The scene at both sites is impressive and uplifting. Stacks of clothing, bedding, tools, kitchen supplies and mobility aids climb toward the high warehouse ceilings, a testament to the willingness of ordinary people to help others.
“Canadians care,” says Dell Marie Wergeland, the longtime leader of this operation, which grew out of the Church of the Nazarene in 1999. “They will do whatever they can when given the opportunity.”
That includes the volunteers, many of them nurses, teachers and others transferring skills from their working lives. They’re good at what they do, anticipating and solving problems that could arise at the containers’ destinations. Nurses ensure the medical gadgets going overseas are married with the components they need to work.
Over in the sewing-supply area of the Esquimalt site, volunteers have assembled kits that will allow recipients to repair hospital linens should they tear. (“What happens if they rip?” Wergeland asks. “They don’t have more.”) Power tools and sewing machines are shipped with the right voltage converters.

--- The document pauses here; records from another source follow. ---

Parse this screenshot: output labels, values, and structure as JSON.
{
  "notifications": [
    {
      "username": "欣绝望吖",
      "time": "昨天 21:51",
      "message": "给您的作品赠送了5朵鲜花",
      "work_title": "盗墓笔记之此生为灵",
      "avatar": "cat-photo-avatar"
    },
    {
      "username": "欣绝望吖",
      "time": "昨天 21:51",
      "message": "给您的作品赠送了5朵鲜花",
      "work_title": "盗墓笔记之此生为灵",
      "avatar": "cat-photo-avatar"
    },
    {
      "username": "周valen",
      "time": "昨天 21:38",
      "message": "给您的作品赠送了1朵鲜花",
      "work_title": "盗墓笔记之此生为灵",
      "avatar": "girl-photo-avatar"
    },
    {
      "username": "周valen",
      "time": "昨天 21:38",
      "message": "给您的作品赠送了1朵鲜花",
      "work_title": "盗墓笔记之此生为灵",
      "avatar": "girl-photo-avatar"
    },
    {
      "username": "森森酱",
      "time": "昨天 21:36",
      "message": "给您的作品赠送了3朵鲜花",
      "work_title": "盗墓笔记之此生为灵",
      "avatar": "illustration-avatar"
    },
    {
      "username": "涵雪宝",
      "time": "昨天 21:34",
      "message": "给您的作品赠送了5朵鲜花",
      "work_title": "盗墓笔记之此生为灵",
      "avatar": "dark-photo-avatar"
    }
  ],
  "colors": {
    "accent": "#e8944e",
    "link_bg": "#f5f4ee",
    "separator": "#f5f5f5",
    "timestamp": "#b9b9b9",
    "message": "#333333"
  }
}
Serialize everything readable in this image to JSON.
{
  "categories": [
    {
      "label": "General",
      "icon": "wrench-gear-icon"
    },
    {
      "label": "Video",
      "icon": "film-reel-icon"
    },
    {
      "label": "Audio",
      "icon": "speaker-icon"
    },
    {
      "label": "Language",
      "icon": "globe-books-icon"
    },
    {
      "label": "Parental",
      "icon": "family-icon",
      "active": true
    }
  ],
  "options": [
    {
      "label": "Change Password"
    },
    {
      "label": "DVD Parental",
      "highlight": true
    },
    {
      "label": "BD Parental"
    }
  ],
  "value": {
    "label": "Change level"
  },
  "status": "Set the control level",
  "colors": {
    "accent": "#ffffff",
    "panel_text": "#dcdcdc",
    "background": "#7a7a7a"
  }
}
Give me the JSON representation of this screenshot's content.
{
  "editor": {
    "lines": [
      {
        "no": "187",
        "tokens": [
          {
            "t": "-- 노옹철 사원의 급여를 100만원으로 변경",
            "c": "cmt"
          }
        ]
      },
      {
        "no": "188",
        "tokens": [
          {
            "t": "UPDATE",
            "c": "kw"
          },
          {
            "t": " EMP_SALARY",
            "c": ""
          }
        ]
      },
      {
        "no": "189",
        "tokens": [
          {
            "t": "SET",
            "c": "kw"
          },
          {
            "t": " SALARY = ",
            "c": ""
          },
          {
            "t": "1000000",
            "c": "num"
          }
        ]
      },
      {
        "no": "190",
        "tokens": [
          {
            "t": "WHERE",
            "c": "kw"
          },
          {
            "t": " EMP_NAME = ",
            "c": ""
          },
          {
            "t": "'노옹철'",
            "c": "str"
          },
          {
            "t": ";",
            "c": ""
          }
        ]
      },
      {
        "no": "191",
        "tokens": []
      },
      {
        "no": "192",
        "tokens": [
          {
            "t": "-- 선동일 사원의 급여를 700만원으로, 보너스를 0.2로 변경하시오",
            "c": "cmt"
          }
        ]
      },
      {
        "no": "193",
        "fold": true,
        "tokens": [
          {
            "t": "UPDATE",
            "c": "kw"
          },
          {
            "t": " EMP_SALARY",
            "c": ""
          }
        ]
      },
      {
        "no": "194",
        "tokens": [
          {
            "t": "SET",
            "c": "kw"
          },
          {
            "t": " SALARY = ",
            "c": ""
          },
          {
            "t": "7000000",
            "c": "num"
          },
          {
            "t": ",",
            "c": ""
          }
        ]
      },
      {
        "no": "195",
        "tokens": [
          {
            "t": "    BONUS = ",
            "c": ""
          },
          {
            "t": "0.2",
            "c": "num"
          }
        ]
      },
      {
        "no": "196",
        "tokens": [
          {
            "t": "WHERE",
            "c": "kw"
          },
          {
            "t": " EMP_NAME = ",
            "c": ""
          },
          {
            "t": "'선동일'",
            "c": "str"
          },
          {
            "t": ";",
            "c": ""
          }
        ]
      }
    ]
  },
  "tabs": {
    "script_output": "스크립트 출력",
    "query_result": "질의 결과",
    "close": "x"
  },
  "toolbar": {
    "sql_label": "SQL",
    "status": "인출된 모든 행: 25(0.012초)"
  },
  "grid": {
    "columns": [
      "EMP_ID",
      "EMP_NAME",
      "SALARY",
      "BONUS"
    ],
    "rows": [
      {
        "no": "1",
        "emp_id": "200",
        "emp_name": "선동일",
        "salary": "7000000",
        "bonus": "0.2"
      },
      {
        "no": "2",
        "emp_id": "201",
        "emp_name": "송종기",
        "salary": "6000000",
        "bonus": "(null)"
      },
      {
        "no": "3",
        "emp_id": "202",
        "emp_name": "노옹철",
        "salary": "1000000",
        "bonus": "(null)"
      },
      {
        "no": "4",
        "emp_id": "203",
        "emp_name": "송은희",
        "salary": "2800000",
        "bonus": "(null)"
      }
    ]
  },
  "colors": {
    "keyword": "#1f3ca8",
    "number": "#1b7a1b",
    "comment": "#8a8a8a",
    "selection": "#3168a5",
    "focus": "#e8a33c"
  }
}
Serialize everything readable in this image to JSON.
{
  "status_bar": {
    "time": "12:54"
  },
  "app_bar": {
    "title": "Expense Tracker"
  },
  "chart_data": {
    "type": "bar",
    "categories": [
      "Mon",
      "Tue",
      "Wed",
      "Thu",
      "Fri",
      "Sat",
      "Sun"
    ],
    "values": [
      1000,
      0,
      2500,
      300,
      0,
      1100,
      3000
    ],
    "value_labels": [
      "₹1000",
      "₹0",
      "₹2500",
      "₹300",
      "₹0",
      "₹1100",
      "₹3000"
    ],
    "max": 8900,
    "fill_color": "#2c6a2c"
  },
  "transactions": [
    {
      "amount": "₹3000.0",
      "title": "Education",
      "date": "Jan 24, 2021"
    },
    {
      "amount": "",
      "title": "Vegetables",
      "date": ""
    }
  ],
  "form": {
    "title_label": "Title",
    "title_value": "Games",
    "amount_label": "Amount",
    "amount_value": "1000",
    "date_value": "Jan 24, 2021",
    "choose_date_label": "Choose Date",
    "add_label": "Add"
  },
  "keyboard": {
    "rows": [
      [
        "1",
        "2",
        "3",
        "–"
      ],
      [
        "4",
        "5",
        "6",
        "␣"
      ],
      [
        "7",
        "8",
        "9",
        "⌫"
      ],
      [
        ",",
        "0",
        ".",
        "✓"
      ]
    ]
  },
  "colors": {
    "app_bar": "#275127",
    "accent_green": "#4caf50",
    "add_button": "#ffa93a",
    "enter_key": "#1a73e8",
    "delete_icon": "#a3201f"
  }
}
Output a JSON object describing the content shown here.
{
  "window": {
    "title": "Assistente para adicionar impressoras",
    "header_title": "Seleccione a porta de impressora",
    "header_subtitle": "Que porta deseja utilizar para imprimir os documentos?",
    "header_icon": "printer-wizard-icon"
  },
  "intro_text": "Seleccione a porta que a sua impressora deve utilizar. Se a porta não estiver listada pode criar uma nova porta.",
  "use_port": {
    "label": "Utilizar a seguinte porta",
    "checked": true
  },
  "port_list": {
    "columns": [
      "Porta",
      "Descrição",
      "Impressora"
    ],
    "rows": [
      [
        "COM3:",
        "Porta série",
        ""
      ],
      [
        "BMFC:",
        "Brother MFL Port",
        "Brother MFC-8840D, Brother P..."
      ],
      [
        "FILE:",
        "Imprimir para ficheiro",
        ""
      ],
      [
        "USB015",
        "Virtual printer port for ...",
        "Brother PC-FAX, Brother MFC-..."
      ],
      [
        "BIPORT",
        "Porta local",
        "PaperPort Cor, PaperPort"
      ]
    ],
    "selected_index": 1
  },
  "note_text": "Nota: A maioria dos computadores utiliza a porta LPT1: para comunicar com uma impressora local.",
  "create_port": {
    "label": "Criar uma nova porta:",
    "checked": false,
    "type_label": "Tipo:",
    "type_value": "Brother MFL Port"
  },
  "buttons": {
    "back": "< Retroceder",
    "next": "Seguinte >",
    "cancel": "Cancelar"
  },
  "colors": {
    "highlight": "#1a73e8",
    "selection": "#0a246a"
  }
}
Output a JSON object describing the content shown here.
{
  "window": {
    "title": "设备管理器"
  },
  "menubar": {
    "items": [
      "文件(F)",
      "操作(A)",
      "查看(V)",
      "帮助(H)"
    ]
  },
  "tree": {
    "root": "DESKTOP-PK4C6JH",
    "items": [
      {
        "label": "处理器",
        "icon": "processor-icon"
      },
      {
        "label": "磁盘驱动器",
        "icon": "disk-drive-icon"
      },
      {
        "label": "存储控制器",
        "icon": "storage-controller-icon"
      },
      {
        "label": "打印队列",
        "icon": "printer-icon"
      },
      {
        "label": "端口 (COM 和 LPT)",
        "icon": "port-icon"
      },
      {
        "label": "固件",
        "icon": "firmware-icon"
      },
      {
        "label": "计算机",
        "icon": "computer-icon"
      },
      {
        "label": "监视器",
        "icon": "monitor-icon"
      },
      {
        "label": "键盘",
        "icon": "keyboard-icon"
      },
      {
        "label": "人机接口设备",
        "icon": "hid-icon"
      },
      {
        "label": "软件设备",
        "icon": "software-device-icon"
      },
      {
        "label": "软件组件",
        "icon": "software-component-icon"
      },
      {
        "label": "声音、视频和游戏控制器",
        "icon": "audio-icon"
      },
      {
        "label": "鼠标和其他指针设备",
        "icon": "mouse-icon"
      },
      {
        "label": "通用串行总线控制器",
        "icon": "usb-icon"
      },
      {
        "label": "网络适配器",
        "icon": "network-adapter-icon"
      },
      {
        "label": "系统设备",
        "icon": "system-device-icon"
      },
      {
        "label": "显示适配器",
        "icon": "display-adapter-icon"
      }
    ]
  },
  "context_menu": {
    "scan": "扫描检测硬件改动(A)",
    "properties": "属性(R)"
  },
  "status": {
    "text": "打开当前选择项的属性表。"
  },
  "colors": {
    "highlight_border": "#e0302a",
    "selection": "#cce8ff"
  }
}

It’s a community effort. Soap For Hope Canada came up with 12,741 bars of soap and 2,228 disinfectant wipes, among other goods, last year.
This week, Wergeland pointed to towers of cartons packed with blankets, diapers, masks and more from yet another Victoria-based outfit, the Canada Comforts Society. Against another wall were boxes of child-development materials for countries where mothers take their kids to work, not to a daycare or school.
Over in a corner Wergeland calls Man Land, retired guys contentedly sort tools and fasteners, making sure the right bolts go with the right nuts. Around the corner, totes hold enough sewing supplies for 25 students.
In yet another nook, trauma-counselling and art-therapy kits are being assembled for children. Tools are being packaged for job-training programs in Africa.
Donors come big and small, and in unexpected ways. Small bits get packed into empty shoeboxes passed on by shoe stores. Larger boxes come from Island Farms (“We always get more at Christmas because of the eggnog,” Wergeland says). Three pallets of medical supplies from the Yukon showed up the other day.
Island Health is a big supporter. When hospital beds are replaced, the Warehouse gets the old ones (and Victoria firefighters volunteer to load them; they’re heavy).
At the Central Saanich site, nurses sorted gauze, catheters, intravenous sets, surgical gowns and myriad other bits deemed surplus. It’s amazing how recycled items can be put to good use: After the civil war of 2011, Stirling assembled an entire training lab for Libyan nursing students with nothing but materials no longer needed by Vancouver Island hospitals.
Hundreds of bicycles are refurbished and sent abroad. (A couple of marked police bikes donated by the Central Saanich department went to a police force in Zambia.)
KMS Tools, which runs a program called Tools for the World, sent 20 pallets to the warehouse last year.
The Compassionate Resource Warehouse can always use money, of course. Sometimes its shopping lists contain items that no one has donated, so they must be bought.
Shipping containers are expensive: Two years ago, that Jordan-bound 40-footer cost less than $2,000, but the one being packed for the Ukraine-Poland border cost $5,900.
Some donations are particularly touching, Wergeland said. A Ukrainian refugee child will end up wearing a beautiful, hand-knitted baby sweater and cap made by an older Victoria woman who dropped off the garments. “There’s going to be a baby over there who’s going to wear that,” Wergeland said. The child’s mother will know it was made with love, not merely knocked out on an assembly line. That matters.
So does the work at the Compassionate Resource Warehouse. It says something about who we are.
After two years of COVID, and after seeing so much ink and oxygen devoted to the noisy, the self-pitying and the outraged, it’s good to know our community has so many selfless people quietly working to make a better world.